This document outlines the policy for stichting NLnet with regards to out-of-pocket cost, e.g. acquisition of (infrastructural) hardware, paid software licenses and components within funded efforts. Given the following considerations:

  • NLnet operates a cost-based grant framework to enable people, communities and organisations to contribute to the public benefit via the development and maintenance of technology commons.
  • NLnet wants to avoid and where necessary remove unnecessary economic thresholds which may act as a filter on who can and cannot make such contributions. Given the core volunteer nature of many activities it funds, reimbursing pre-agreed expenses in some cases can be an important (or even essential) aspect of its grants.
  • Evalution of projects a priori takes into account “Cost effectiveness/Value for money”, which includes the entire budget – including proposed costs on hardware, paid software licenses and components.
  • NLnet strives to be frugal and transparent, and expects the same of its grantees: in principle the most economic and sustainable option that is still suitable should be chosen as the basis for requesting a contribution of NLnet.
  • Individual grants themselves cover a limited timespan, but the lifecycles of the larger underlying open source efforts supported by grants are open-ended – and most societal benefit is expected to come after direct financial support has ended and outcomes start getting used and become part of the digital commons.
  • NLnet wants to contribute to the stability and long term viability of the open technologies and technology commons it supports, and intends for these efforts to become self-sustaining. Useful shared infrastructure established within the context of a specific grant will often contribute signficantly to the capability of the community at large to deliver (self-funded) ongoing effort and support on the outcomes of grants.
  • NLnet may decide to make pre-funding available to reimburse significant cost. Donations linked to out-of-pocket costs are only final when the proposed work on a grant is completed, and any payments related to expenditure should be considered a preliminary advance which may need to be returned when planned tasks within a project are abandoned.
  • (Part of the) economic value of hardware and other economic goods acquired within a project will in some cases remain when work funded inside a grant is technically completed and fully claimed.
  • NLnet caps hourly rates to a predefined maximum, and from a fairness principle wishes to ensure that these maximum rates are universally applied – also taking into consideration pro rato any financial benefits derived from the remaining value of economic goods in the aftermath of the grant. These economic considerations apply to a lesser extent to not-for-profit contexts and to predominantly volunteer-driven communities, where such value is left in place to serve the public benefit.
  • It is not per se in the interest of NLnet or the public benefit to break down useful infrastructure established within the context of a specific grant – if that means effectively restricting or even terminating the capability of the community to deliver (self-funded) ongoing effort and support on the outcomes of grants.
  • NLnet is mindful of its ecological footprint and its social responsibilities in helping the technology sector achieving environmental sustainability.
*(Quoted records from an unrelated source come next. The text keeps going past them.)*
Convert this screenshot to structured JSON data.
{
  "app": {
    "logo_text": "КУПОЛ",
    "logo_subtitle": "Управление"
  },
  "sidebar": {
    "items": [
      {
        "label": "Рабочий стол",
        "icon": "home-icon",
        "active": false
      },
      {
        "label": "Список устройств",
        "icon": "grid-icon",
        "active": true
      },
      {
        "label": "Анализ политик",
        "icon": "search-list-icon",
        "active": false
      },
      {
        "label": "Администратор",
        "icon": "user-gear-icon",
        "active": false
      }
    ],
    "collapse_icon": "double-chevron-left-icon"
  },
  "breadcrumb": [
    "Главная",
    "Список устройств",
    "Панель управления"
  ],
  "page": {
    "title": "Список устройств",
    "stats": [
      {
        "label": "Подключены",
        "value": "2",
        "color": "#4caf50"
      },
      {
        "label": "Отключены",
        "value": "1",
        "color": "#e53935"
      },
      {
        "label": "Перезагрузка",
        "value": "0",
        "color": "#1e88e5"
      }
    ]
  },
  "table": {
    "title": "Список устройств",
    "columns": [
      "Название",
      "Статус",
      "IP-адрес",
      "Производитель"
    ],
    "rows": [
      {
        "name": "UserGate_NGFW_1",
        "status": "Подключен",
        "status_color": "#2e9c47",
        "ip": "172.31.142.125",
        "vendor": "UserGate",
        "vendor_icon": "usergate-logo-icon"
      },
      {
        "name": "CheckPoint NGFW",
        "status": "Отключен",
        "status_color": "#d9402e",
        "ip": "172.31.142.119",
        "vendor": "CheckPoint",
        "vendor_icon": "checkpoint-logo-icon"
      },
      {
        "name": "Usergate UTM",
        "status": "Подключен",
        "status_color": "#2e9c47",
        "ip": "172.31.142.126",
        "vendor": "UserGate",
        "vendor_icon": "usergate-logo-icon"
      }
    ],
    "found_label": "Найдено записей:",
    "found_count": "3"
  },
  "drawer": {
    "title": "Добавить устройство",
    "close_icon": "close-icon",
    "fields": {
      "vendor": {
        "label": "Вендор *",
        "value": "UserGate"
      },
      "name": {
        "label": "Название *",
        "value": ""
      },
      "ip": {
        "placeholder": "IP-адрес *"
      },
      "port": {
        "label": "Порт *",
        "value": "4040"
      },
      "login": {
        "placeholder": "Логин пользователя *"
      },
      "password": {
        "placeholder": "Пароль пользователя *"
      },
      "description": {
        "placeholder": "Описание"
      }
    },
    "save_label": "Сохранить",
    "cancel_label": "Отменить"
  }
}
Notwithstanding any special circumstances, as a general policy the following applies:

  • Expenditure on hardware can (only) be a valid component of a grant when it is directly necessary for the tasks within the project. NLnet does not allocate grant money to basic operational IT cost, such as regular laptops, desktops/workstations, or mobile phones.
  • Expenditure on paid licenses for proprietary software or (one-time or recurring) subscriptions for online services is not desirable, but in rare cases cannot be avoided – for instance in order to promote cross-platform availability and adoption. This is to be dealt with on a case by case basis.
  • Any fiscal aspects of funded equipment and components, such as annual deprecation in the context of bookkeeping, need to be dealt with by the grantee. Amounts donated do not include VAT if the grantee is entitled to recover this from their tax authority, irrespective of whether the grantee chooses to do so.
  • Requests for payment of large costs linked to out-of-pocket cost (with an individual value of 250 euro and up) are accompanied by adequate proof, e.g. an invoice or bill.
  • Grantees cannot sell or transfer ownership of hardware, licenses or other goods and intangibles funded by NLnet without its explicit permission during or after the project. They should treat equipment and component stocks responsibly and with respect, keeping proper inventory and making sure that financial support does not go to waste.
  • If a legal entity involved with a grant from NLnet is acquired or goes bankrupt during or after receiving the grant in question, the eligibility to hold any assets originating from that grant may be forfeited. The new owner or legal curator should contact NLnet in order to return these assets or their equivalent value, or to find the best way to keep the assets in question available to the FOSS community in a sustainable way.
  • In the case of open hardware, in accordance with industry practices, NLnet may financially contribute to developer programmes that produce and seed such hardware to an initial community, in order to expediate development and uptake – if such a programme is deemed of strategic value, the project is in good standing and under the condition that the total financial requirements including distribution are cost-based, proportional and reasonable.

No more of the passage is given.